Figure 5 shows the phase envelope of a rich gas condensate and of the same fluid with 20 and 40 weight% OBM contamination (% of STO liquid). The fluid is from a reservoir with a temperature of 143 oC. A PVT lab would classify the clean fluid sample and the one with 20 weight% OBM contaminate as gas condensates as the saturation pressures at the reservoir temperature are dew points. The sample with 40 weight% OBM contaminate would be classified as an oil as the mixture critical temperature is higher than the reservoir temperature and the saturation pressure at the reservoir temperature therefore a bubble point. This is an example of an OBM contamination masking the true reservoir fluid type.
One of the checks performed by the QC module in PVTsim is whether a fluid composition is contaminated by oil-based drilling mud. The QC module checks whether the ln(mole%’s) versus carbon number for the C10+ fractions follow a straight line or peaks exist as shown in Figure 1, signaling a mud contamination.
In the latter case, the user is directed to PVTsim’s Clean for Mud module, which will divide the sampled composition into reservoir fluid components and OBM components. In the example of Figure 1, the clean reservoir fluid composition is obtained by drawing a straight line through the ln(mole%) versus carbon number for the uncontaminated C10+ fractions. The area above the straight line represents the mud contaminate. When assigning EoS parameters to the reservoir fluid and to the mud, it is taken into account that the mud components are more paraffinic than the reservoir fluid components and therefore to be assigned lower Tc’s and Pc’s than the same carbon number fractions of the reservoir fluid.

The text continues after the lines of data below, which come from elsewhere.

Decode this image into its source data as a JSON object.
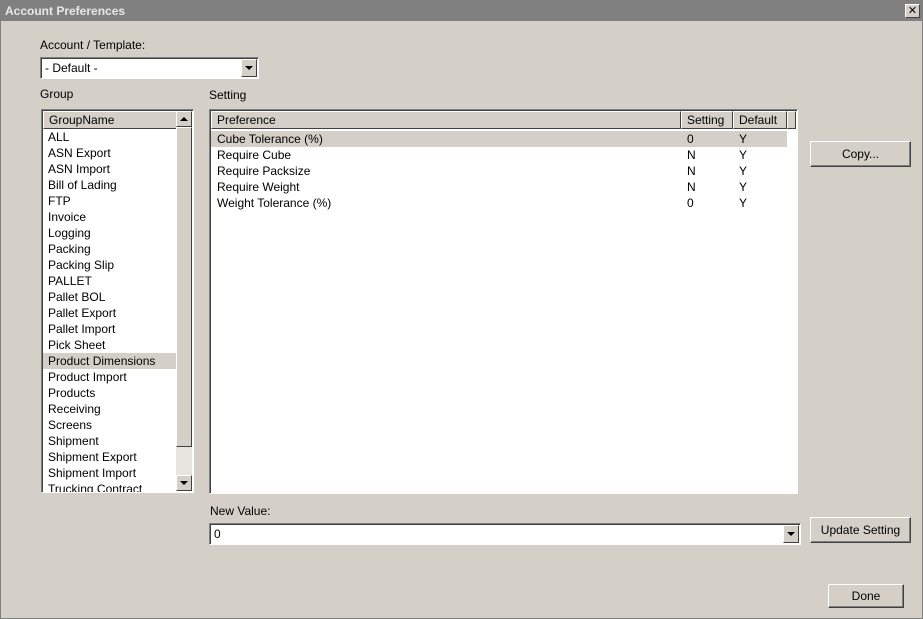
{
  "window": {
    "title": "Account Preferences"
  },
  "account": {
    "label": "Account / Template:",
    "selected": "- Default -"
  },
  "group": {
    "label": "Group",
    "column_header": "GroupName",
    "items": [
      {
        "label": "ALL",
        "selected": false
      },
      {
        "label": "ASN Export",
        "selected": false
      },
      {
        "label": "ASN Import",
        "selected": false
      },
      {
        "label": "Bill of Lading",
        "selected": false
      },
      {
        "label": "FTP",
        "selected": false
      },
      {
        "label": "Invoice",
        "selected": false
      },
      {
        "label": "Logging",
        "selected": false
      },
      {
        "label": "Packing",
        "selected": false
      },
      {
        "label": "Packing Slip",
        "selected": false
      },
      {
        "label": "PALLET",
        "selected": false
      },
      {
        "label": "Pallet BOL",
        "selected": false
      },
      {
        "label": "Pallet Export",
        "selected": false
      },
      {
        "label": "Pallet Import",
        "selected": false
      },
      {
        "label": "Pick Sheet",
        "selected": false
      },
      {
        "label": "Product Dimensions",
        "selected": true
      },
      {
        "label": "Product Import",
        "selected": false
      },
      {
        "label": "Products",
        "selected": false
      },
      {
        "label": "Receiving",
        "selected": false
      },
      {
        "label": "Screens",
        "selected": false
      },
      {
        "label": "Shipment",
        "selected": false
      },
      {
        "label": "Shipment Export",
        "selected": false
      },
      {
        "label": "Shipment Import",
        "selected": false
      },
      {
        "label": "Trucking Contract",
        "selected": false
      }
    ]
  },
  "setting": {
    "label": "Setting",
    "columns": {
      "preference": "Preference",
      "setting": "Setting",
      "default": "Default"
    },
    "rows": [
      {
        "preference": "Cube Tolerance (%)",
        "setting": "0",
        "default": "Y",
        "selected": true
      },
      {
        "preference": "Require Cube",
        "setting": "N",
        "default": "Y",
        "selected": false
      },
      {
        "preference": "Require Packsize",
        "setting": "N",
        "default": "Y",
        "selected": false
      },
      {
        "preference": "Require Weight",
        "setting": "N",
        "default": "Y",
        "selected": false
      },
      {
        "preference": "Weight Tolerance (%)",
        "setting": "0",
        "default": "Y",
        "selected": false
      }
    ]
  },
  "new_value": {
    "label": "New Value:",
    "value": "0"
  },
  "buttons": {
    "copy": "Copy...",
    "update": "Update Setting",
    "done": "Done"
  }
}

Development of an EoS model on the basis of a mud-contaminated sample presents the challenge that the EoS model must be valid for the clean reservoir fluid, while PVT data only exists for the contaminated fluid sample.
Figure 6 illustrates the regression logic used for contaminated reservoir fluid samples in PVTsim Nova. The regression parameters are Tc and Pc of C7+ fractions in the cleaned fluid. In each iterative step the clean fluid is mixed with OBM contaminate to mimic the fluid used in the PVT experiments. The final EoS model is the one for the clean fluid when the PVT data for the Clean Fluid + OBM is matched (illustrated by green liquid dropout curve in Figure 6).
Often, it is not sufficient to characterize a single possibly mud-contaminated fluid. There may be a need to characterize several fluids to a common EOS, of which one or more fluids may be OBM-contaminated. Characterization of multiple fluids for one common EoS model will be covered in a later TechTalk and the procedure to be presented is also applicable when some or all fluids are OBM contaminated.
Pedersen, K. S., Christensen, P.L and Shaikh, J.A. , “Phase Behavior of Petroleum Reservoir Fluids”, Taylor & Francis, 2015, Chapter 2.6.